Neurons get broken down and built up just like muscles – stressing them makes
them more resilient. This is how exercise forces the body and mind to adapt.”
The result nowadays, however, is that we have an excess of
calories compared to the scarcity of food of Paleolithic ancestors and are more
sedentary (38% of the activity) and more stressed by our daily lives (think
smart phones, social media, 24/7 news, and general flood of information).
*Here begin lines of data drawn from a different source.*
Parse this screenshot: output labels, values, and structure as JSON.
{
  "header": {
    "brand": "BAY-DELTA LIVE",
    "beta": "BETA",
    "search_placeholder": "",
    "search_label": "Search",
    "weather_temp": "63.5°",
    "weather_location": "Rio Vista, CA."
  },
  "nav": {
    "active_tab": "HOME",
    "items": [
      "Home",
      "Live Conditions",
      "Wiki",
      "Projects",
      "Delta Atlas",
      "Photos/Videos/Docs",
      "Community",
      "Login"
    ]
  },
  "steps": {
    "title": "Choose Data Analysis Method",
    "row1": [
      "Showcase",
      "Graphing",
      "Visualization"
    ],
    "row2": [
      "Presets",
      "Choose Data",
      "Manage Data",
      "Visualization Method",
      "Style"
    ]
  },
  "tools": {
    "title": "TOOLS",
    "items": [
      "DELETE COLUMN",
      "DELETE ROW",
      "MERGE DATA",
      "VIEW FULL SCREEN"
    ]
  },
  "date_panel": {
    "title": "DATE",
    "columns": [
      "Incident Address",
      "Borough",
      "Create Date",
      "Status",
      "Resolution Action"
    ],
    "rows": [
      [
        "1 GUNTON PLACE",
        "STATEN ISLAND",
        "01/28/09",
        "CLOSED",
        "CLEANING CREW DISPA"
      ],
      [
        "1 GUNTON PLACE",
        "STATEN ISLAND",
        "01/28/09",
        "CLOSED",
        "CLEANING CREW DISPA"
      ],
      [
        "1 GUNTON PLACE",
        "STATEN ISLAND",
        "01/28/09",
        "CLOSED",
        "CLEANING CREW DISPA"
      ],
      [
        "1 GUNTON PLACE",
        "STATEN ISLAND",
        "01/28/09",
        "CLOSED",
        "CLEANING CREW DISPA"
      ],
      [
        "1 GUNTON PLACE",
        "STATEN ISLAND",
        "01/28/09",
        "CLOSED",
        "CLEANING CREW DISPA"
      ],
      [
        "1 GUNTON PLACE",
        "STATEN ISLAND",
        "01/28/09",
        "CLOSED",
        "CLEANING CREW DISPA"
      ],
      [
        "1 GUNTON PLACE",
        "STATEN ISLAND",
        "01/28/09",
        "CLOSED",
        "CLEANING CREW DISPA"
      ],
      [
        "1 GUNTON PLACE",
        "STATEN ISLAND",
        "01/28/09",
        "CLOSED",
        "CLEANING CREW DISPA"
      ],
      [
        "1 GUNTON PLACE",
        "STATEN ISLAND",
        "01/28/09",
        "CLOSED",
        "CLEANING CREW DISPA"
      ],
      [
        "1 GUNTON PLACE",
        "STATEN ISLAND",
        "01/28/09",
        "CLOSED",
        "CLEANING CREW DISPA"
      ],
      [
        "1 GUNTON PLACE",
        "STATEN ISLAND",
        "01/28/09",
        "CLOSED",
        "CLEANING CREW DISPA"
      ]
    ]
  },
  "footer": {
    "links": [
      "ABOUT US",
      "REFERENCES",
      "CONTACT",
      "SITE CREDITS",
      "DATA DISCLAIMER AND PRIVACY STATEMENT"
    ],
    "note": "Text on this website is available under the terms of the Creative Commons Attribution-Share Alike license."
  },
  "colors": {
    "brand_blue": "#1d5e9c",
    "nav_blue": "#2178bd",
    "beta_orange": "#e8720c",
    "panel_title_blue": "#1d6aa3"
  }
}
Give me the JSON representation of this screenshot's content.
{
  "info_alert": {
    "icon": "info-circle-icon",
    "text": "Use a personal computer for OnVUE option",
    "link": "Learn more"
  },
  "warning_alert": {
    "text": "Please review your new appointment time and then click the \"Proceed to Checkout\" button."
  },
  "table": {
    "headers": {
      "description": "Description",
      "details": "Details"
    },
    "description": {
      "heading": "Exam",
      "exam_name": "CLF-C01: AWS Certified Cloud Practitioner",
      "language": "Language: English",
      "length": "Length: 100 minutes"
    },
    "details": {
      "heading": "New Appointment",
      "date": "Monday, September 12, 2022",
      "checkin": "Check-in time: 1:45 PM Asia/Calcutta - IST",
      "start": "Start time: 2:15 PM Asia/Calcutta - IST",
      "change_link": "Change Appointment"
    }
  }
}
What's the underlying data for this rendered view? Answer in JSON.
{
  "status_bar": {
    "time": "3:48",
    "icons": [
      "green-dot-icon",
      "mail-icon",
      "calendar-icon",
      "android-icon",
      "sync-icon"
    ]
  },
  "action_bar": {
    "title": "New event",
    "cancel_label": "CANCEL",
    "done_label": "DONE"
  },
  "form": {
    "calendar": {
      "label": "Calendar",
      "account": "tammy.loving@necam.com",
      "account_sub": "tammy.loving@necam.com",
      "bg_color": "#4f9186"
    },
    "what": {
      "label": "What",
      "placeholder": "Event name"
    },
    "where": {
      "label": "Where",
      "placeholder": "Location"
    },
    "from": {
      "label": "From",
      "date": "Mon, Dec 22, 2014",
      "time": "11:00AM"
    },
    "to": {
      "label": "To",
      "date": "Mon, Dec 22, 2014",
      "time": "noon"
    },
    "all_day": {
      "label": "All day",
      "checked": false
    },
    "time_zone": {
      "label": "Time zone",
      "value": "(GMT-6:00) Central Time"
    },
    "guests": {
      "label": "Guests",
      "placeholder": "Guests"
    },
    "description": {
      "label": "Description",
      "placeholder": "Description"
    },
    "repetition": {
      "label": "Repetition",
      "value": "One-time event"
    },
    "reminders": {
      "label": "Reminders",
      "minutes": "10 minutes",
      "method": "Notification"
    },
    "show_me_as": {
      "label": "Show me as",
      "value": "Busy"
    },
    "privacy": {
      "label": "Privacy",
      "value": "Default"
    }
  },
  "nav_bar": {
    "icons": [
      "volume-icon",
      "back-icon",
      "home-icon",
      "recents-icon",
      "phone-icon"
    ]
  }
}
These
days the stress response isn’t just helping forge important memories but
constantly flooding our brains hormones including norepinephrine, epinephrine,
cortisol, endorphins, and dopamine. These can help focus us but also lead to
anxiety in many situations. The arousal we feel can fire us up, prepare us for
the task, and help sharpen our focus, but at some point it turns to anxiety as
we are in over our heads or there is no outlet for the buildup. Exercise is one
relief valve for this and practice can help raise the threshold where anxiety
kicks in. The cortisol also creates fat stores in our midsection where it is
related to obesity and other health issues. Exercise also creates more insulin
receptors, ANP in the heart’s muscle tissue, and a sense of control or mastery
over stress and all of these help us regulate stress.
So what does all this mean in our classrooms, can use short
term stress to increase learning while also controlling it to reduce long term
effects? Should we eliminate it completely or encourage it on a regular basis?
Can we prepare our students for more focus and learning through stress and
exercise? How can you incorporate this information?